水口 圭子
揺れるたび伸びてゆきさう柳の芽 国友 静子
俳句を始めたばかりの頃、俳句ならぬ啄木の歌に惹かれ、北上川の岸辺に芽吹く柳が見たいと旅に出たことがある。盛岡市の市街地よりも少し下流、柳たちはゆったりと流れる川の岸辺に、本当に「やわらかに」青く芽吹いていた。
今回の震災で北上川の河口域一帯も壊滅的な被害を受け、津波は東北大の調査によれば川を50㎞も遡上したと言う。改めて津波の恐ろしさを思い、一日も早く被災された方々に、安らげる日々が戻ることを祈るばかりである。
さて柳は、個人的な好みからすれば、形よく整えられた街路樹や、城下町の川岸に行儀よく並んでいるものより、自然に伸びている方に惹かれる。車で40分ほどの定例句会に行く途中の丁度真ん中辺り、なだらかな山の中腹にある一本は、思うままに伸び放題で実に圧巻である。毎年この柳の芽吹きに出会う度、しなやかに逞しく生きて行きたいと反芻する。そう言えば栃木県那須町にある芭蕉の「遊行柳」も、何代目かなのでそう大木ではないが、自然のままらしく中々好ましい。
柳と言ってどうしても思い出してしまうのは、ヴェルディのオペラ『オテロ』の中の、オテロの妻・デズデモナのアリア「柳の歌」である。
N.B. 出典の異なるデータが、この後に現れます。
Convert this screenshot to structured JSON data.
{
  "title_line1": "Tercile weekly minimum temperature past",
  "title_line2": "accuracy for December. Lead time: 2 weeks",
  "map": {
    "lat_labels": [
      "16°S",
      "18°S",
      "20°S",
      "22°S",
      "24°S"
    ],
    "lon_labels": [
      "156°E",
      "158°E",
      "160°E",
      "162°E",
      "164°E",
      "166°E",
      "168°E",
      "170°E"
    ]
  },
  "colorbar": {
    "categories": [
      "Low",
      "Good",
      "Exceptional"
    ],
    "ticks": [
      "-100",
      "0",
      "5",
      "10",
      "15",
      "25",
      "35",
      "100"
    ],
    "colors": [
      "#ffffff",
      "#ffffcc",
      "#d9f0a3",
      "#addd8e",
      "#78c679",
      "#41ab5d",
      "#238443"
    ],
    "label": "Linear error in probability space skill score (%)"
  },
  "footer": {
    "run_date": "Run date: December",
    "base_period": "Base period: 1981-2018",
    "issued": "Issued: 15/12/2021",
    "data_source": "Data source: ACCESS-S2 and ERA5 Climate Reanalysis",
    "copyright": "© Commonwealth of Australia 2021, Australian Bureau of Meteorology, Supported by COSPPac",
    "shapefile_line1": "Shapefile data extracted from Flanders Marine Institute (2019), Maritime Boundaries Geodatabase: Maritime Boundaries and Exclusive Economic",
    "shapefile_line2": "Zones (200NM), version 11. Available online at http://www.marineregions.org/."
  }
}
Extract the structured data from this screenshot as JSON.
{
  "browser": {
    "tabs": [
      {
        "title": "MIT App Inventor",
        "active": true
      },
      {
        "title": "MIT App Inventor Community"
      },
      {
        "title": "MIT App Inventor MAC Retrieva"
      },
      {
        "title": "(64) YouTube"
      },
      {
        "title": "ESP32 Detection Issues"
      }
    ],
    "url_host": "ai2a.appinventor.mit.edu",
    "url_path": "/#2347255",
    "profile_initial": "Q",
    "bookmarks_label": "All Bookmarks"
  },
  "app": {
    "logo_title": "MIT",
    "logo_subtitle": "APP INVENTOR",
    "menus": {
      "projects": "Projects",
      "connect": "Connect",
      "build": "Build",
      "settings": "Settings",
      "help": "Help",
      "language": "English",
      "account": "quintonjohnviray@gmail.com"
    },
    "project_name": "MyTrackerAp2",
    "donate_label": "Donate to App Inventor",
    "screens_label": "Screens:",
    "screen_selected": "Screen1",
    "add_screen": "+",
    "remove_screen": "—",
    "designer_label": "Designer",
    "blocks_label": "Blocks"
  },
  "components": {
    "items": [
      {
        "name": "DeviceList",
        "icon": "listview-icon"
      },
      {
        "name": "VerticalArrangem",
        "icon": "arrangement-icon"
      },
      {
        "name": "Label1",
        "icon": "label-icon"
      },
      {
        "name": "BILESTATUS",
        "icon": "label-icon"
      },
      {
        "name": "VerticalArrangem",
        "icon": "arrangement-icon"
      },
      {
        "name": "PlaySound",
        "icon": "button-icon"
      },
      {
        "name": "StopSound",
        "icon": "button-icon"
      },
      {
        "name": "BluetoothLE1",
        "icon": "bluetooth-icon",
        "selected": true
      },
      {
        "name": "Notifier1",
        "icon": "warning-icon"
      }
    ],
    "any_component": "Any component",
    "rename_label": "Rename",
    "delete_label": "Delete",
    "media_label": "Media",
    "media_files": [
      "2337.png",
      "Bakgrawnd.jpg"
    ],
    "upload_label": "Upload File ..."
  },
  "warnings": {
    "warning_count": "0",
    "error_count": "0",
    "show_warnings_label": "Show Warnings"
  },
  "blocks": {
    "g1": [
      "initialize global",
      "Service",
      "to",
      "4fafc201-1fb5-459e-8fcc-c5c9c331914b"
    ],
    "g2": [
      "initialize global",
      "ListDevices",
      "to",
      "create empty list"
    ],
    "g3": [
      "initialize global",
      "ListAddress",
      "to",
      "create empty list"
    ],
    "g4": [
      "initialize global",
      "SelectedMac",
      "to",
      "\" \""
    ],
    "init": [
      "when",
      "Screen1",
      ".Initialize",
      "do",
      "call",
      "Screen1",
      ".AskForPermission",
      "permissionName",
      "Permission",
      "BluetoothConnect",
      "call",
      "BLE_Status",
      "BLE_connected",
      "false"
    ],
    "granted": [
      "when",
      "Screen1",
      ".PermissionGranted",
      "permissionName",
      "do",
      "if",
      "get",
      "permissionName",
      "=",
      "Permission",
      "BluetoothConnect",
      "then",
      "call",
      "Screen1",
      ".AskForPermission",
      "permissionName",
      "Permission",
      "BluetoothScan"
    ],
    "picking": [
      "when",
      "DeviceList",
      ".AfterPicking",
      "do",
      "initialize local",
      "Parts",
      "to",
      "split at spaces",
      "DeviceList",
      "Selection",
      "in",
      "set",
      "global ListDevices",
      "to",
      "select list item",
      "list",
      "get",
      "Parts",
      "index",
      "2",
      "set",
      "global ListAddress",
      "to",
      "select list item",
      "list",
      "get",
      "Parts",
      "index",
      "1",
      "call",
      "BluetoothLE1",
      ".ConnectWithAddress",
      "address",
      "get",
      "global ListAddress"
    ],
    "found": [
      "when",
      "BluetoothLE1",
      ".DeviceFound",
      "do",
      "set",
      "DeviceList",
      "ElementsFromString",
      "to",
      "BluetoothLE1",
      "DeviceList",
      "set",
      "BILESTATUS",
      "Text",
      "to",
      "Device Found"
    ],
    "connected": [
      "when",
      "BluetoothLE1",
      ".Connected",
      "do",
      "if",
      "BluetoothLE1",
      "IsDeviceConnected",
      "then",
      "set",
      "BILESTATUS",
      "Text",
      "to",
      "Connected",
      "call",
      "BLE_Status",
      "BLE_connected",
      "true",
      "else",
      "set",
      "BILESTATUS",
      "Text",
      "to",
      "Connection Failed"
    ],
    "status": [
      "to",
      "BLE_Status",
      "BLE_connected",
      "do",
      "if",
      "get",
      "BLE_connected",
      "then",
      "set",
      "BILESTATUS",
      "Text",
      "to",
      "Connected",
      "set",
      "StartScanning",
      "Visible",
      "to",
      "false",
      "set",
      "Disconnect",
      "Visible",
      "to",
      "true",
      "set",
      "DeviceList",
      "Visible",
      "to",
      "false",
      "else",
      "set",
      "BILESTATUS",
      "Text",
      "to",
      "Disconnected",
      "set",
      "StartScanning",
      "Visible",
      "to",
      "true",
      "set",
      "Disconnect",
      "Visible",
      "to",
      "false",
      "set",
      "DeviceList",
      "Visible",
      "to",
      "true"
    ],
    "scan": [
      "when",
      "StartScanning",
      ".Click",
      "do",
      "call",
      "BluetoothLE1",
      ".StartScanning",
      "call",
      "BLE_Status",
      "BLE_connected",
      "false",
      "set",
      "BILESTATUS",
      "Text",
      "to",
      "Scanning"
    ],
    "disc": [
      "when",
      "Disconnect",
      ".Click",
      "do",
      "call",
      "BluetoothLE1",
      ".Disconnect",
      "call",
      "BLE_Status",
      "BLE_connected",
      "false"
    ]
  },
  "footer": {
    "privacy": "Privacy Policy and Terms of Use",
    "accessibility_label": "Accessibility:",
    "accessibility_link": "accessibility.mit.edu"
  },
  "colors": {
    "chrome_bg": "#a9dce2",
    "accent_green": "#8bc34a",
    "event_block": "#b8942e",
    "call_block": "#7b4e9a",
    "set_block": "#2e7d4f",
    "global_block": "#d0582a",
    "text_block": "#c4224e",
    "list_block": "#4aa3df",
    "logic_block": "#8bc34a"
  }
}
イアーゴの策謀で、夫から身に覚えの無い不貞の疑いをかけられたデズデモナは、死を覚悟して侍女に、「私が死んだら、婚礼の夜着を着せて埋めておくれ」と語りかけるように歌い始める。この中で繰り返されるのが、「柳よ!柳よ!柳よ!」の歌詞で、この上なく哀しく切なく、しかし崇高で透明感溢れる美しいアリアである。オペラに仕上げられたことで、シェイクスピアの戯曲を超えて、心に響いて来る。